Under the rule, health care providers must prove that if they lose money on that type of abortion -- on a charity case, for example -- that no public money would be funneled to make up the difference, said Doug Springmeyer, an assistant Utah attorney general who handles the Health Department.

Sen. Curtis Bramble, R-Orem, said the rule was consistent with the law he sponsored in this year's legislative session. However, he said the fact that it didn't differ substantially from the law meant it wasn't needed.

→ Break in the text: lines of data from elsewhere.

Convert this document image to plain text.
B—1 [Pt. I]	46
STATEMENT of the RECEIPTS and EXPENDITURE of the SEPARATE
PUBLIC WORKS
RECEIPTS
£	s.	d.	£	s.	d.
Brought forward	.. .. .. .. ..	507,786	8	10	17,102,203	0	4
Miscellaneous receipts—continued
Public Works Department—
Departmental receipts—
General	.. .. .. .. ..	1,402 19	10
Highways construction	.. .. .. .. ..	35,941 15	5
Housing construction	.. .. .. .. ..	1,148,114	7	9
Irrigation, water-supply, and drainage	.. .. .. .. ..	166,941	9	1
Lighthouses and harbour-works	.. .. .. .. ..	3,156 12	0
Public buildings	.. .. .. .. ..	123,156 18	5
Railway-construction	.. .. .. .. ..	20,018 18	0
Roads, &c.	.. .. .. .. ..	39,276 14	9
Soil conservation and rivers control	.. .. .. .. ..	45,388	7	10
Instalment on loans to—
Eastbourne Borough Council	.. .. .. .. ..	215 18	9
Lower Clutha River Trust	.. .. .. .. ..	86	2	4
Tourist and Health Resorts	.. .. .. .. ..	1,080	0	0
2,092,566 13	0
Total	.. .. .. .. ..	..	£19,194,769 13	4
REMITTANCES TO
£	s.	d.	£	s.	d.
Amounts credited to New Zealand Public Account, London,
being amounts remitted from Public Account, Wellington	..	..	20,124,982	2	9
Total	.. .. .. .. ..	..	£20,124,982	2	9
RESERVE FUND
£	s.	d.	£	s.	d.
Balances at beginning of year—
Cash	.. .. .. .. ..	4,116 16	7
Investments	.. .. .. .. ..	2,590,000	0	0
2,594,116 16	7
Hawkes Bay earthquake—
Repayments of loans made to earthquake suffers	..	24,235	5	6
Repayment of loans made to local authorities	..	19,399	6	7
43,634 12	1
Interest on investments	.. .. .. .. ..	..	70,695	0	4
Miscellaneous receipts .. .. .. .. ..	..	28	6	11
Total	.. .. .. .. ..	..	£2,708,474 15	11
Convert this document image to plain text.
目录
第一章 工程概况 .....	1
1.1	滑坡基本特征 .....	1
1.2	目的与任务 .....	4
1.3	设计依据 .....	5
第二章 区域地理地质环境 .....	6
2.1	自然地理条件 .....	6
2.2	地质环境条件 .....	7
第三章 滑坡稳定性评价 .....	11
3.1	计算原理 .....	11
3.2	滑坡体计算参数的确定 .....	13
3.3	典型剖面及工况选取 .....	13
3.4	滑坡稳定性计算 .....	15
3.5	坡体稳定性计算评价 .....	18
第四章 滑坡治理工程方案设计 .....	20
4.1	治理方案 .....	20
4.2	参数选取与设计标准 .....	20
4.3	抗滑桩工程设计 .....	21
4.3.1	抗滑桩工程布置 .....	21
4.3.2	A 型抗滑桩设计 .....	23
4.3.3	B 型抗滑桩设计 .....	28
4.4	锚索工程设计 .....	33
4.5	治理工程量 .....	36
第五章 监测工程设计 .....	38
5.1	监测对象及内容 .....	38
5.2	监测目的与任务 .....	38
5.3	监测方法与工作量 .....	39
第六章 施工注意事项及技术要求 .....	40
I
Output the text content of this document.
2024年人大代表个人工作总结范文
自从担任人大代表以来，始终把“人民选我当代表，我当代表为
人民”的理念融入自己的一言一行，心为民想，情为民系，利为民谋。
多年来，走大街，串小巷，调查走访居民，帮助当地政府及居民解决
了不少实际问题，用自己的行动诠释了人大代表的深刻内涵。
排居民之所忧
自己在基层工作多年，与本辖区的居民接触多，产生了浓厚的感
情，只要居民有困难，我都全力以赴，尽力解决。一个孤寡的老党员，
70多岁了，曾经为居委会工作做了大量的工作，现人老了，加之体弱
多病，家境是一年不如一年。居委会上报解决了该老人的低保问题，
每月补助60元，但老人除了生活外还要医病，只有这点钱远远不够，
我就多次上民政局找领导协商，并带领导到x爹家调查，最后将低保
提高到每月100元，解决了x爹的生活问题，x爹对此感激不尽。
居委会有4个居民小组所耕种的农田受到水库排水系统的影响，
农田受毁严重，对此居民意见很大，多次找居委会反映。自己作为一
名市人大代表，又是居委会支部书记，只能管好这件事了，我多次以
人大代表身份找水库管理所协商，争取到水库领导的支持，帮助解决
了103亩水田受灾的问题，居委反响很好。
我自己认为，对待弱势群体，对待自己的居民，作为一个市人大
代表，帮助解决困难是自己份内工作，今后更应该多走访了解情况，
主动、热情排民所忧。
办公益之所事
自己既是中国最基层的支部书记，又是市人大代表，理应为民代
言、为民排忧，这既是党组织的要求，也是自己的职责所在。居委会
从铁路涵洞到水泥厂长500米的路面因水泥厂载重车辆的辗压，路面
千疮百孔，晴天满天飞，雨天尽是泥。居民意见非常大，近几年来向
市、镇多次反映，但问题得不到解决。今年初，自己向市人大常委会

"All of the rhetoric about what that rule did to a couple that's being called a tragedy is certainly not accurate," Bramble said. "It was hospitals that declared they had to eliminate those procedures. Now they find they didn't have to do it at all, so why did they do it?"

He also said lawmakers intended to amend the 2004 law to include grave fetal deformity as an acceptable reason for an abortion.

That was proposed in an amendment, which Bramble said he supported, but was eventually defeated.